Among all approaches, messenger RNA (mRNA)-based vaccines have emerged as a rapid and versatile candidate to quickly respond to virus pandemics, including coronavirus disease 2019 (COVID-19). But mRNA vaccines face key potential limitations. Researchers have observed that RNA molecules tend to spontaneously degrade, which is a serious limitation - a single cut in the mRNA backbone can nullify the mRNA vaccine. Currently, little is known on the details of where in the backbone of a given RNA is most prone to degradation and design of super stable messenger RNA molecules is an urgent challenge. Without this knowledge, mRNA vaccines against COVID-19 will require stringent conditions for preparation, storage, and transport. A promising potential solution is deep learning, a general class of data-driven modeling approach, which has proved dominant in many fields including computer vision, natural language processing, protein folding, and nucleic acid feature prediction tasks. In this proposal, Dr. Qing Sun aims to combine deep learning and experiments to predict mRNA vaccines that are stable at room temperature. By adapting two deep learning techniques including self-attention and convolutions, she will create interpretable end to end models to predict COVID-19 vaccine secondary structures directly from sequence information and in the end, she will use a synthetic approach that rapidly generates mRNA vaccine to validate and further improve their deep learning model. Specifically, the research objectives of this proposal are: 1) to develop the deep learning model using self-attention and convolution, which capture long-range dependencies, to predict RNA secondary structures and to train the model using existing RNA secondary structure dataset with high accuracy and efficiency; 2) to employ transfer learning for mRNA vaccine stability predictions; and 3) to validate and further improve the model performance using experimental demand-based mRNA production system. She will produce hundreds of mRNA vaccines sequences and test their stabilities in the lab to serve as dataset to validate and retrain their model. This project will serve as a framework for other mRNA vaccine processing for rapid response to pandemics. The secondary structure prediction knowledge from this proposal will also help characterize natural mRNA and synthetic mRNA for natural science and engineering purposes.

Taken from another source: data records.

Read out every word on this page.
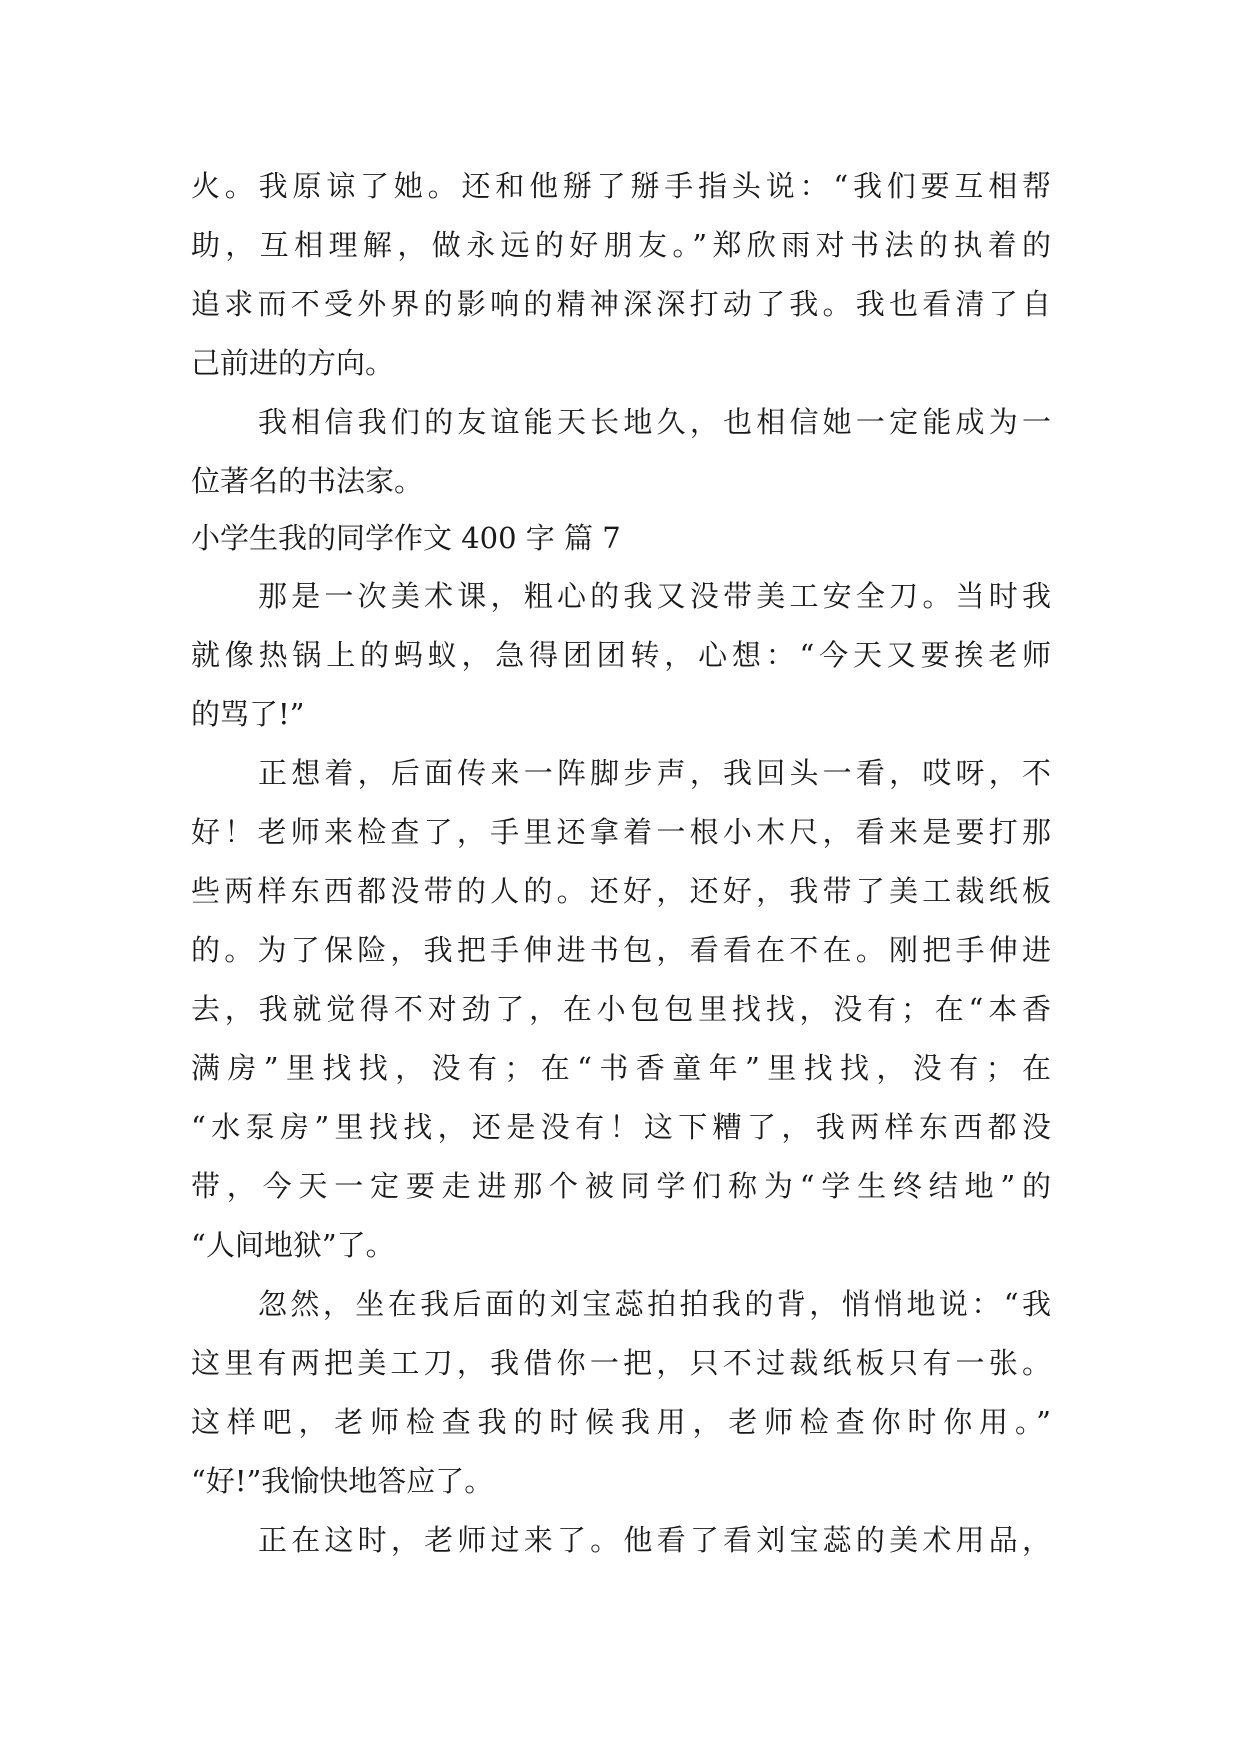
火。我原谅了她。还和他掰了掰手指头说：“我们要互相帮
助，互相理解，做永远的好朋友。”郑欣雨对书法的执着的
追求而不受外界的影响的精神深深打动了我。我也看清了自
己前进的方向。
我相信我们的友谊能天长地久，也相信她一定能成为一
位著名的书法家。
小学生我的同学作文 400 字 篇 7
那是一次美术课，粗心的我又没带美工安全刀。当时我
就像热锅上的蚂蚁，急得团团转，心想：“今天又要挨老师
的骂了!”
正想着，后面传来一阵脚步声，我回头一看，哎呀，不
好！老师来检查了，手里还拿着一根小木尺，看来是要打那
些两样东西都没带的人的。还好，还好，我带了美工裁纸板
的。为了保险，我把手伸进书包，看看在不在。刚把手伸进
去，我就觉得不对劲了，在小包包里找找，没有；在“本香
满房”里找找，没有；在“书香童年”里找找，没有；在
“水泵房”里找找，还是没有！这下糟了，我两样东西都没
带，今天一定要走进那个被同学们称为“学生终结地”的
“人间地狱”了。
忽然，坐在我后面的刘宝蕊拍拍我的背，悄悄地说：“我
这里有两把美工刀，我借你一把，只不过裁纸板只有一张。
这样吧，老师检查我的时候我用，老师检查你时你用。”
“好!”我愉快地答应了。
正在这时，老师过来了。他看了看刘宝蕊的美术用品，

在所有方法中，基于信使 RNA (mRNA) 的疫苗已成为一种快速且多功能的疫苗。 快速应对病毒大流行的候选者，包括 2019 年冠状病毒病 (COVID-19)。但mRNA 疫苗面临着关键的潜在限制。研究人员观察到RNA分子倾向于自发地 降解，这是一个严重的限制——mRNA 主链的一次切割就可以使 mRNA 疫苗失效。 目前，对于给定 RNA 主链中最容易降解的位置的细节知之甚少 超稳定信使RNA分子的设计是一个紧迫的挑战。如果没有这些知识，mRNA 针对 COVID-19 的疫苗需要严格的制备、储存和运输条件。一个有前途的 潜在的解决方案是深度学习，这是一种通用的数据驱动建模方法，已被证明占主导地位 在计算机视觉、自然语言处理、蛋白质折叠、核酸特征等多个领域 预测任务。在这个提案中，孙庆博士旨在结合深度学习和实验来预测mRNA 在室温下稳定的疫苗。通过采用包括自注意力在内的两种深度学习技术 和卷积，她将创建可解释的端到端模型来预测 COVID-19 疫苗二次接种 直接从序列信息中构建结构，最后，她将使用一种合成方法，可以快速 生成 mRNA 疫苗来验证并进一步改进他们的深度学习模型。具体来说，研究 该提案的目标是：1）使用自注意力和卷积开发深度学习模型，其中 捕获长程依赖性，预测 RNA 二级结构并使用现有的模型训练模型 高精度、高效率的RNA二级结构数据集； 2）对mRNA采用迁移学习 疫苗稳定性预测； 3）使用实验验证并进一步提高模型性能 基于需求的 mRNA 生产系统。她将生产数百个 mRNA 疫苗序列并进行测试 他们在实验室中的稳定性可以作为数据集来验证和重新训练他们的模型。该项目将作为 用于快速应对流行病的其他 mRNA 疫苗处理框架。二级结构 该提案的预测知识也将有助于表征天然 mRNA 和合成 mRNA 科学和工程目的。